- Human RightsPalestine
- October 28, 2008
- 3 minutes read
Israeli court refuses to allow Gaza families to visit their sons in jails

The Israeli higher court rejected the petitions filed by Adalah, the legal center for Arab minority rights, and the HaMoked center for the defense of the individual, on behalf of Palestinian families from the Gaza Strip to allow them to visit their sons imprisoned in Israeli jails.
The Israeli prosecutor alleged that Israel is not obliged to allow the Gaza people to cross its borders because the Israeli military rule that had administrated Gaza was over.
The petitions filed underscored that preventing family visits led to the complete isolation of about 1,000 prisoners from the outside world, who also became deprived from essential needs including money provided by their families during visits.

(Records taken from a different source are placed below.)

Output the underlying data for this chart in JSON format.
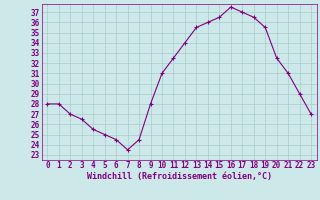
{
  "x": [
    0,
    1,
    2,
    3,
    4,
    5,
    6,
    7,
    8,
    9,
    10,
    11,
    12,
    13,
    14,
    15,
    16,
    17,
    18,
    19,
    20,
    21,
    22,
    23
  ],
  "y": [
    28,
    28,
    27,
    26.5,
    25.5,
    25,
    24.5,
    23.5,
    24.5,
    28,
    31,
    32.5,
    34,
    35.5,
    36,
    36.5,
    37.5,
    37,
    36.5,
    35.5,
    32.5,
    31,
    29,
    27
  ],
  "line_color": "#800080",
  "marker": "+",
  "marker_color": "#800080",
  "bg_color": "#cce8e8",
  "grid_color": "#aacccc",
  "xlabel": "Windchill (Refroidissement éolien,°C)",
  "xlabel_color": "#800080",
  "tick_color": "#800080",
  "yticks": [
    23,
    24,
    25,
    26,
    27,
    28,
    29,
    30,
    31,
    32,
    33,
    34,
    35,
    36,
    37
  ],
  "xticks": [
    0,
    1,
    2,
    3,
    4,
    5,
    6,
    7,
    8,
    9,
    10,
    11,
    12,
    13,
    14,
    15,
    16,
    17,
    18,
    19,
    20,
    21,
    22,
    23
  ],
  "ylim": [
    22.5,
    37.8
  ],
  "xlim": [
    -0.5,
    23.5
  ],
  "axis_fontsize": 5.5,
  "label_fontsize": 6.0
}
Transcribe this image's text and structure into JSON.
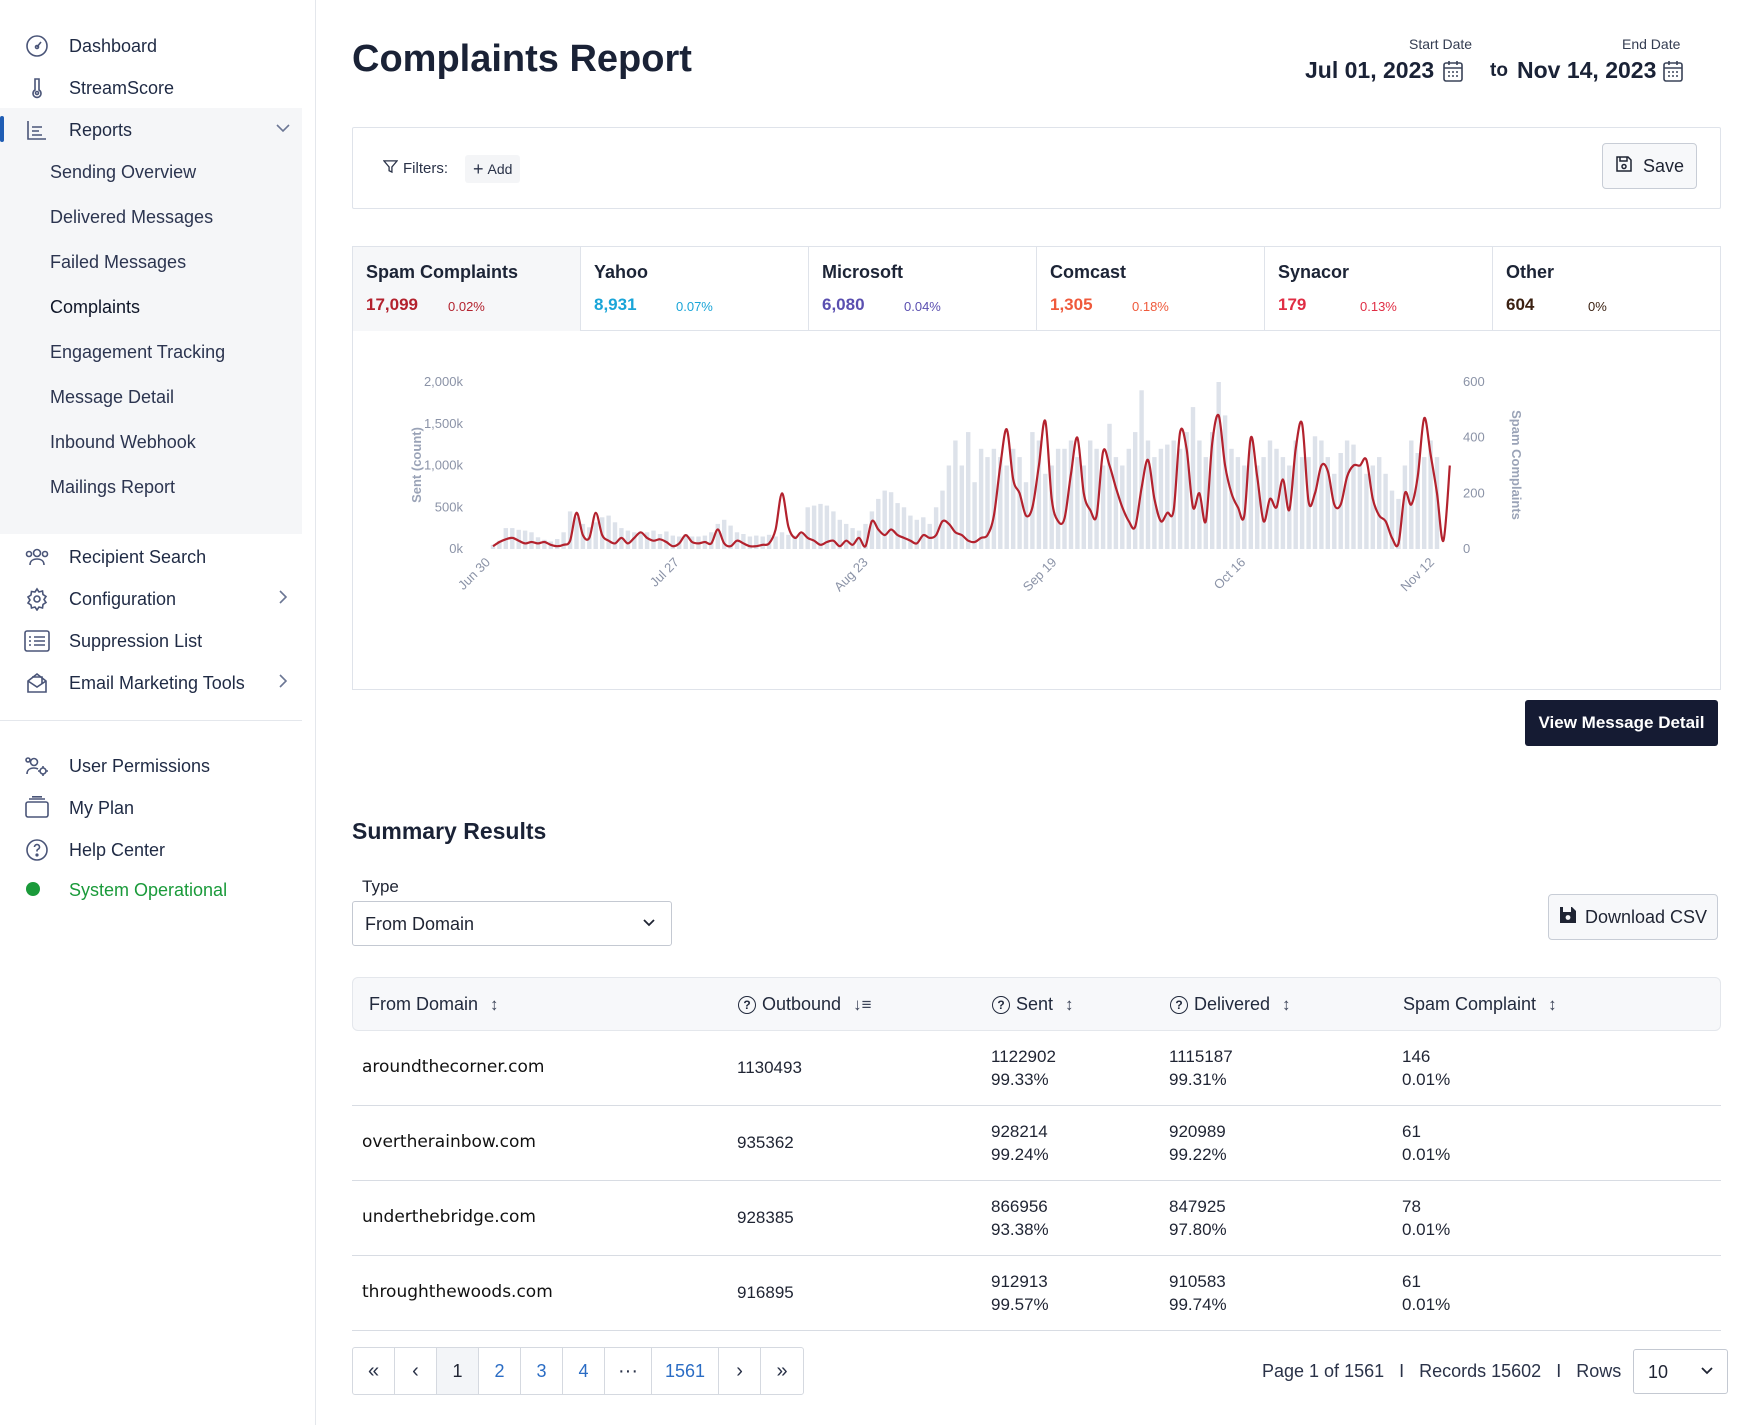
{
  "sidebar": {
    "top_items": [
      {
        "label": "Dashboard",
        "icon": "gauge-icon"
      },
      {
        "label": "StreamScore",
        "icon": "thermometer-icon"
      },
      {
        "label": "Reports",
        "icon": "reports-icon"
      }
    ],
    "report_sub_items": [
      {
        "label": "Sending Overview"
      },
      {
        "label": "Delivered Messages"
      },
      {
        "label": "Failed Messages"
      },
      {
        "label": "Complaints"
      },
      {
        "label": "Engagement Tracking"
      },
      {
        "label": "Message Detail"
      },
      {
        "label": "Inbound Webhook"
      },
      {
        "label": "Mailings Report"
      }
    ],
    "mid_items": [
      {
        "label": "Recipient Search",
        "icon": "users-icon"
      },
      {
        "label": "Configuration",
        "icon": "gear-icon"
      },
      {
        "label": "Suppression List",
        "icon": "list-icon"
      },
      {
        "label": "Email Marketing Tools",
        "icon": "mail-tools-icon"
      }
    ],
    "bottom_items": [
      {
        "label": "User Permissions",
        "icon": "user-permissions-icon"
      },
      {
        "label": "My Plan",
        "icon": "plan-icon"
      },
      {
        "label": "Help Center",
        "icon": "help-icon"
      }
    ],
    "status": {
      "label": "System Operational",
      "color": "#1a9a3a"
    }
  },
  "header": {
    "title": "Complaints Report",
    "start_date_label": "Start Date",
    "start_date": "Jul 01, 2023",
    "to_label": "to",
    "end_date_label": "End Date",
    "end_date": "Nov 14, 2023"
  },
  "filters": {
    "label": "Filters:",
    "add_label": "Add",
    "save_label": "Save"
  },
  "metrics": [
    {
      "name": "Spam Complaints",
      "value": "17,099",
      "pct": "0.02%",
      "color": "#b3222e",
      "active": true
    },
    {
      "name": "Yahoo",
      "value": "8,931",
      "pct": "0.07%",
      "color": "#1aa5d8",
      "active": false
    },
    {
      "name": "Microsoft",
      "value": "6,080",
      "pct": "0.04%",
      "color": "#5a4fb0",
      "active": false
    },
    {
      "name": "Comcast",
      "value": "1,305",
      "pct": "0.18%",
      "color": "#ef5a3c",
      "active": false
    },
    {
      "name": "Synacor",
      "value": "179",
      "pct": "0.13%",
      "color": "#e02d44",
      "active": false
    },
    {
      "name": "Other",
      "value": "604",
      "pct": "0%",
      "color": "#3b2112",
      "active": false
    }
  ],
  "chart_data": {
    "type": "line",
    "xlabel": "",
    "ylabel": "Sent (count)",
    "y2label": "Spam Complaints",
    "ylim": [
      0,
      2000
    ],
    "y2lim": [
      0,
      600
    ],
    "y_ticks": [
      "0k",
      "500k",
      "1,000k",
      "1,500k",
      "2,000k"
    ],
    "y2_ticks": [
      "0",
      "200",
      "400",
      "600"
    ],
    "x_tick_labels": [
      "Jun 30",
      "Jul 27",
      "Aug 23",
      "Sep 19",
      "Oct 16",
      "Nov 12"
    ],
    "colors": {
      "bars": "#dde2ea",
      "line": "#b3222e"
    },
    "series": [
      {
        "kind": "bar",
        "values": [
          50,
          100,
          250,
          250,
          230,
          220,
          200,
          140,
          110,
          90,
          120,
          200,
          450,
          380,
          300,
          260,
          320,
          380,
          400,
          320,
          250,
          220,
          200,
          210,
          200,
          220,
          180,
          210,
          160,
          150,
          180,
          150,
          150,
          160,
          200,
          300,
          350,
          280,
          200,
          180,
          150,
          160,
          150,
          170,
          150,
          200,
          170,
          160,
          200,
          500,
          520,
          540,
          520,
          450,
          350,
          300,
          250,
          220,
          300,
          450,
          600,
          700,
          680,
          550,
          500,
          400,
          350,
          380,
          300,
          500,
          700,
          1000,
          1300,
          1000,
          1400,
          800,
          1200,
          1100,
          1200,
          1100,
          1000,
          1200,
          1100,
          800,
          1400,
          1300,
          900,
          1000,
          1200,
          1200,
          1300,
          1100,
          1000,
          1300,
          1200,
          1000,
          1500,
          1100,
          1000,
          1200,
          1400,
          1900,
          1300,
          1100,
          1200,
          1250,
          1300,
          1200,
          1400,
          1700,
          1300,
          1100,
          1400,
          2000,
          1600,
          1200,
          1100,
          1000,
          1300,
          1000,
          1100,
          1300,
          1200,
          1100,
          1000,
          1300,
          1100,
          1100,
          1350,
          1300,
          1100,
          900,
          1150,
          1300,
          1250,
          1000,
          900,
          1000,
          1100,
          900,
          700,
          600,
          1000,
          1300,
          1150,
          1100,
          1300,
          1100
        ]
      },
      {
        "kind": "line",
        "name": "Spam Complaints",
        "values": [
          10,
          25,
          35,
          40,
          30,
          20,
          25,
          20,
          25,
          15,
          10,
          15,
          30,
          130,
          50,
          40,
          130,
          50,
          30,
          20,
          40,
          20,
          40,
          60,
          40,
          30,
          35,
          25,
          10,
          20,
          50,
          25,
          20,
          25,
          20,
          70,
          20,
          10,
          30,
          20,
          10,
          10,
          15,
          20,
          70,
          200,
          80,
          40,
          60,
          40,
          30,
          15,
          25,
          30,
          10,
          30,
          15,
          40,
          10,
          100,
          70,
          50,
          70,
          50,
          40,
          30,
          20,
          50,
          40,
          50,
          100,
          90,
          60,
          50,
          30,
          25,
          40,
          50,
          120,
          300,
          430,
          250,
          200,
          120,
          150,
          300,
          460,
          180,
          100,
          110,
          270,
          400,
          200,
          140,
          120,
          350,
          300,
          220,
          150,
          100,
          80,
          220,
          320,
          180,
          100,
          130,
          140,
          420,
          360,
          150,
          200,
          100,
          380,
          480,
          300,
          200,
          150,
          120,
          400,
          260,
          100,
          180,
          150,
          250,
          140,
          360,
          450,
          170,
          200,
          300,
          280,
          160,
          160,
          260,
          300,
          300,
          320,
          180,
          120,
          100,
          40,
          20,
          200,
          160,
          260,
          470,
          340,
          200,
          30,
          300
        ],
        "y_axis": "right"
      }
    ]
  },
  "buttons": {
    "view_message_detail": "View Message Detail",
    "download_csv": "Download CSV"
  },
  "summary": {
    "title": "Summary Results",
    "type_label": "Type",
    "type_value": "From Domain",
    "columns": [
      {
        "label": "From Domain",
        "help": false,
        "sort": "↕"
      },
      {
        "label": "Outbound",
        "help": true,
        "sort": "↓≡"
      },
      {
        "label": "Sent",
        "help": true,
        "sort": "↕"
      },
      {
        "label": "Delivered",
        "help": true,
        "sort": "↕"
      },
      {
        "label": "Spam Complaint",
        "help": false,
        "sort": "↕"
      }
    ],
    "rows": [
      {
        "domain": "aroundthecorner.com",
        "outbound": "1130493",
        "sent": "1122902",
        "sent_pct": "99.33%",
        "delivered": "1115187",
        "delivered_pct": "99.31%",
        "spam": "146",
        "spam_pct": "0.01%"
      },
      {
        "domain": "overtherainbow.com",
        "outbound": "935362",
        "sent": "928214",
        "sent_pct": "99.24%",
        "delivered": "920989",
        "delivered_pct": "99.22%",
        "spam": "61",
        "spam_pct": "0.01%"
      },
      {
        "domain": "underthebridge.com",
        "outbound": "928385",
        "sent": "866956",
        "sent_pct": "93.38%",
        "delivered": "847925",
        "delivered_pct": "97.80%",
        "spam": "78",
        "spam_pct": "0.01%"
      },
      {
        "domain": "throughthewoods.com",
        "outbound": "916895",
        "sent": "912913",
        "sent_pct": "99.57%",
        "delivered": "910583",
        "delivered_pct": "99.74%",
        "spam": "61",
        "spam_pct": "0.01%"
      }
    ]
  },
  "pagination": {
    "first": "«",
    "prev": "‹",
    "pages": [
      "1",
      "2",
      "3",
      "4"
    ],
    "ellipsis": "···",
    "last_page": "1561",
    "next": "›",
    "last": "»",
    "info": "Page 1 of 1561   I   Records 15602   I   Rows",
    "rows_value": "10"
  }
}
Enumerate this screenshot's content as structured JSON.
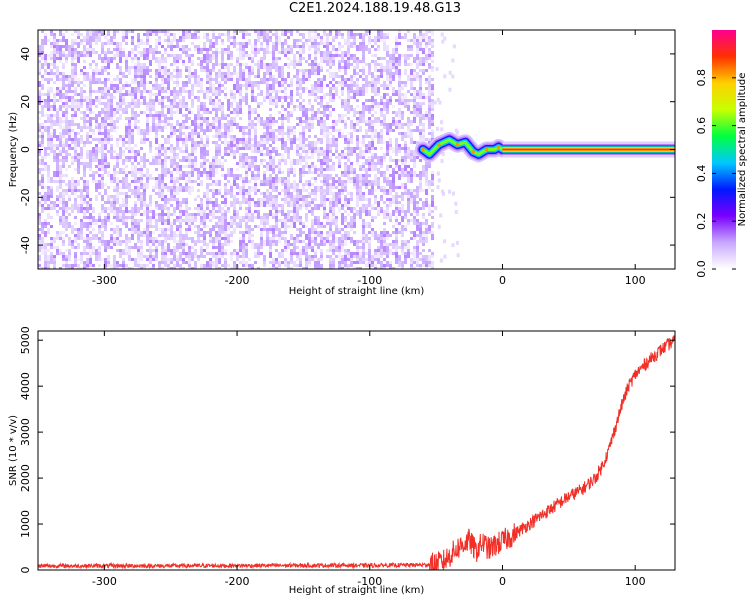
{
  "figure": {
    "title": "C2E1.2024.188.19.48.G13"
  },
  "chart_data": [
    {
      "type": "heatmap",
      "xlabel": "Height of straight line (km)",
      "ylabel": "Frequency (Hz)",
      "xlim": [
        -350,
        130
      ],
      "ylim": [
        -50,
        50
      ],
      "xticks": [
        -300,
        -200,
        -100,
        0,
        100
      ],
      "yticks": [
        -40,
        -20,
        0,
        20,
        40
      ],
      "colorbar": {
        "label": "Normalized spectral amplitude",
        "range": [
          0,
          1
        ],
        "ticks": [
          0.0,
          0.2,
          0.4,
          0.6,
          0.8
        ],
        "colormap": [
          "#ffffff",
          "#c8a8ff",
          "#7a00ff",
          "#0018ff",
          "#00c8ff",
          "#00ff40",
          "#c8ff00",
          "#ffd000",
          "#ff3000",
          "#ff0090"
        ]
      },
      "regions": {
        "noise": {
          "x": [
            -350,
            -52
          ],
          "y": [
            -50,
            50
          ],
          "amplitude_range": [
            0.02,
            0.14
          ]
        },
        "wobbly_trace": {
          "points": [
            [
              -60,
              0
            ],
            [
              -55,
              -2
            ],
            [
              -48,
              2
            ],
            [
              -40,
              4
            ],
            [
              -34,
              2
            ],
            [
              -28,
              3
            ],
            [
              -22,
              -1
            ],
            [
              -18,
              -2
            ],
            [
              -12,
              0
            ],
            [
              -6,
              0
            ],
            [
              -3,
              1
            ],
            [
              0,
              0
            ]
          ],
          "amplitude": 0.55
        },
        "steady_line": {
          "x": [
            0,
            130
          ],
          "frequency": 0,
          "amplitude": 0.9
        }
      },
      "grid": false
    },
    {
      "type": "line",
      "xlabel": "Height of straight line (km)",
      "ylabel": "SNR (10 * v/v)",
      "xlim": [
        -350,
        130
      ],
      "ylim": [
        0,
        5200
      ],
      "xticks": [
        -300,
        -200,
        -100,
        0,
        100
      ],
      "yticks": [
        0,
        1000,
        2000,
        3000,
        4000,
        5000
      ],
      "color": "#f03028",
      "grid": false,
      "series": [
        {
          "x": [
            -350,
            -300,
            -250,
            -200,
            -150,
            -100,
            -60,
            -50,
            -45,
            -40,
            -35,
            -30,
            -25,
            -20,
            -15,
            -10,
            -5,
            0,
            10,
            20,
            30,
            40,
            50,
            60,
            70,
            75,
            80,
            85,
            90,
            95,
            100,
            110,
            120,
            130
          ],
          "values": [
            90,
            90,
            90,
            95,
            100,
            100,
            110,
            130,
            180,
            300,
            450,
            550,
            650,
            400,
            600,
            450,
            550,
            620,
            800,
            1000,
            1200,
            1400,
            1600,
            1750,
            2000,
            2250,
            2600,
            3100,
            3600,
            4000,
            4250,
            4550,
            4800,
            5000
          ]
        }
      ]
    }
  ]
}
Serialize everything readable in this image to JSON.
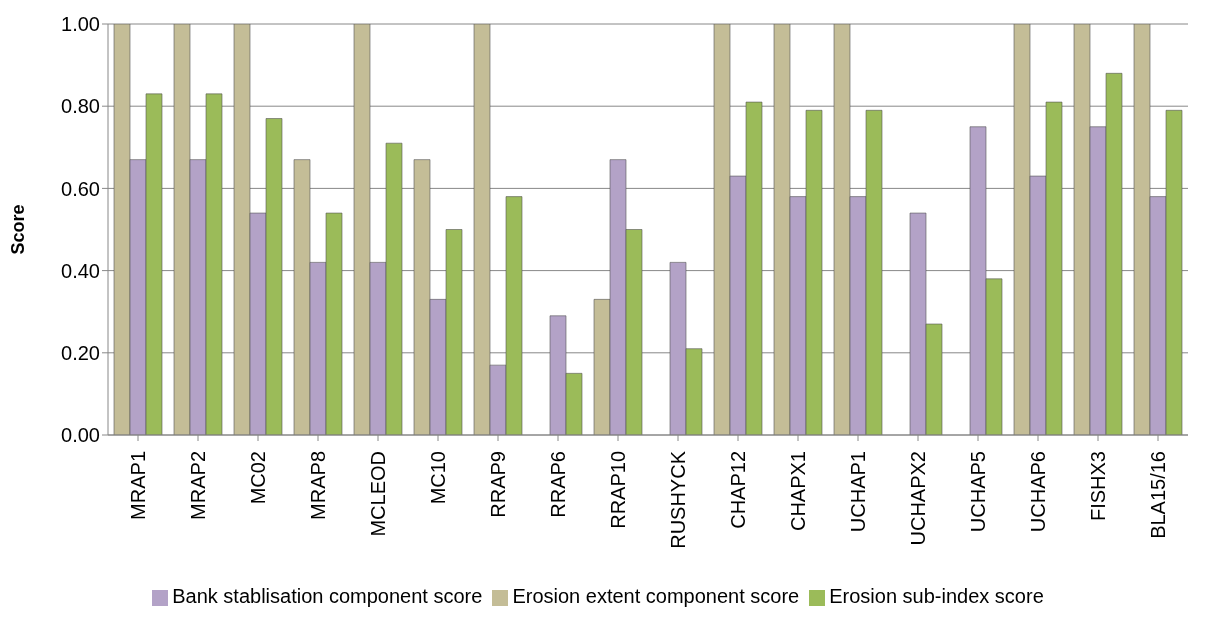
{
  "chart_data": {
    "type": "bar",
    "ylabel": "Score",
    "categories": [
      "MRAP1",
      "MRAP2",
      "MC02",
      "MRAP8",
      "MCLEOD",
      "MC10",
      "RRAP9",
      "RRAP6",
      "RRAP10",
      "RUSHYCK",
      "CHAP12",
      "CHAPX1",
      "UCHAP1",
      "UCHAPX2",
      "UCHAP5",
      "UCHAP6",
      "FISHX3",
      "BLA15/16"
    ],
    "series": [
      {
        "name": "Erosion extent component score",
        "color": "#c4bd97",
        "values": [
          1,
          1,
          1,
          0.67,
          1,
          0.67,
          1,
          0,
          0.33,
          0,
          1,
          1,
          1,
          0,
          0,
          1,
          1,
          1
        ]
      },
      {
        "name": "Bank stablisation component score",
        "color": "#b3a2c7",
        "values": [
          0.67,
          0.67,
          0.54,
          0.42,
          0.42,
          0.33,
          0.17,
          0.29,
          0.67,
          0.42,
          0.63,
          0.58,
          0.58,
          0.54,
          0.75,
          0.63,
          0.75,
          0.58
        ]
      },
      {
        "name": "Erosion sub-index score",
        "color": "#9bbb59",
        "values": [
          0.83,
          0.83,
          0.77,
          0.54,
          0.71,
          0.5,
          0.58,
          0.15,
          0.5,
          0.21,
          0.81,
          0.79,
          0.79,
          0.27,
          0.38,
          0.81,
          0.88,
          0.79
        ]
      }
    ],
    "ylim": [
      0,
      1
    ],
    "yticks": [
      {
        "value": 0,
        "label": "0.00"
      },
      {
        "value": 0.2,
        "label": "0.20"
      },
      {
        "value": 0.4,
        "label": "0.40"
      },
      {
        "value": 0.6,
        "label": "0.60"
      },
      {
        "value": 0.8,
        "label": "0.80"
      },
      {
        "value": 1,
        "label": "1.00"
      }
    ],
    "grid": "y",
    "legend": "bottom"
  }
}
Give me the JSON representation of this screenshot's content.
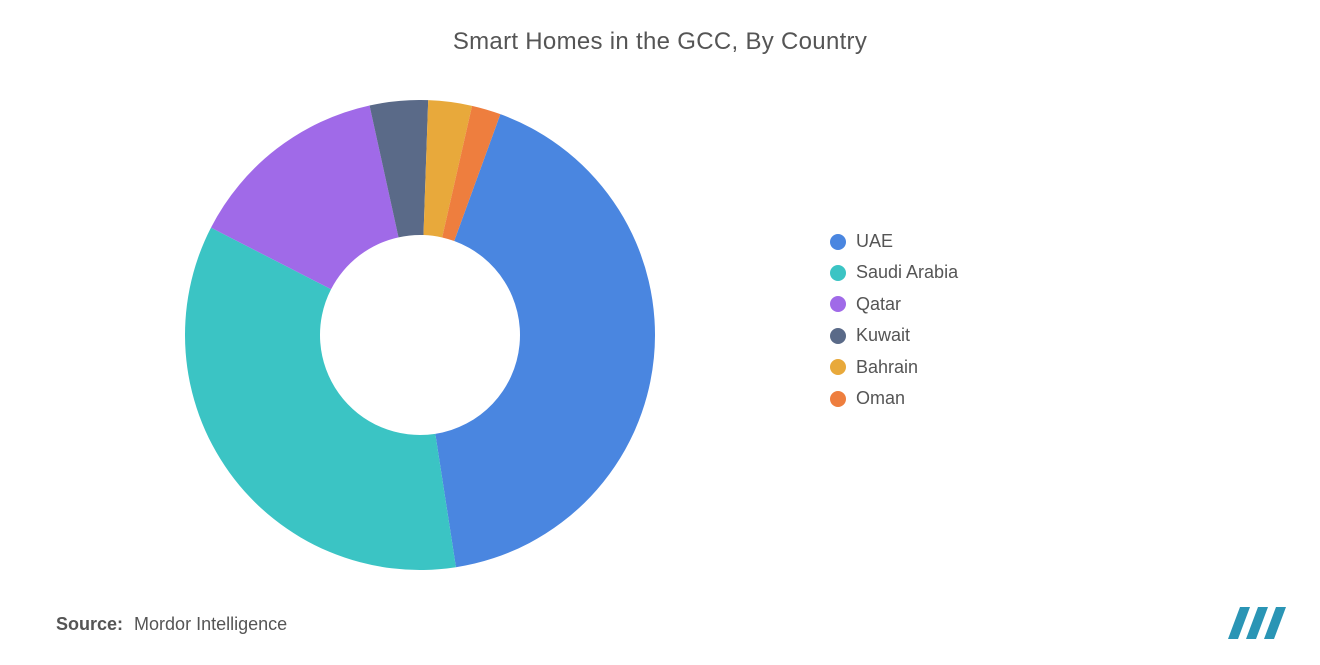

In the same context, Rafat Hamdouna, the director of the prisoner center for studies, highlighted that the exchange of visits between prisoners and their families is a right guaranteed by international law and agreements especially the fourth Geneva convention.
Hamdouna called on the Red Cross to intervene to ensure that all families of prisoners has the right to visit their son in Israeli jails away from the pretexts used by Israel to justify its arbitrary measures against prisoners and their families.
He stressed the need for the resumption of normal weekly visits to detainees and prisoners, and allowing families to bring in with them food and basic supplies during visits and to meet their sons through grilles instead of glass shields.
The Wa”ed assembly for detainees and ex-detainees held a symposium entitled “The humanitarian and legal dimensions of banning the program of family visits to prisoners” in the presence of a number of families of prisoners, dignitaries and lawmakers.
During the symposium, Mohamed Al-Ketri, the deputy minister of prisoners” affairs, said that the visits are the link between prisoners and their families and depriving them from this link increases their psychological suffering.
Ketri called on the international humanitarian institutions especially the Red Cross to break their silence and expose the Israeli inhuman violations against Palestinian prisoners and their rights.
“But the Red Cross, despite the several meetings with it, has remained silent and it seems that it cannot make any statement against the Zionist government,” the deputy minister added.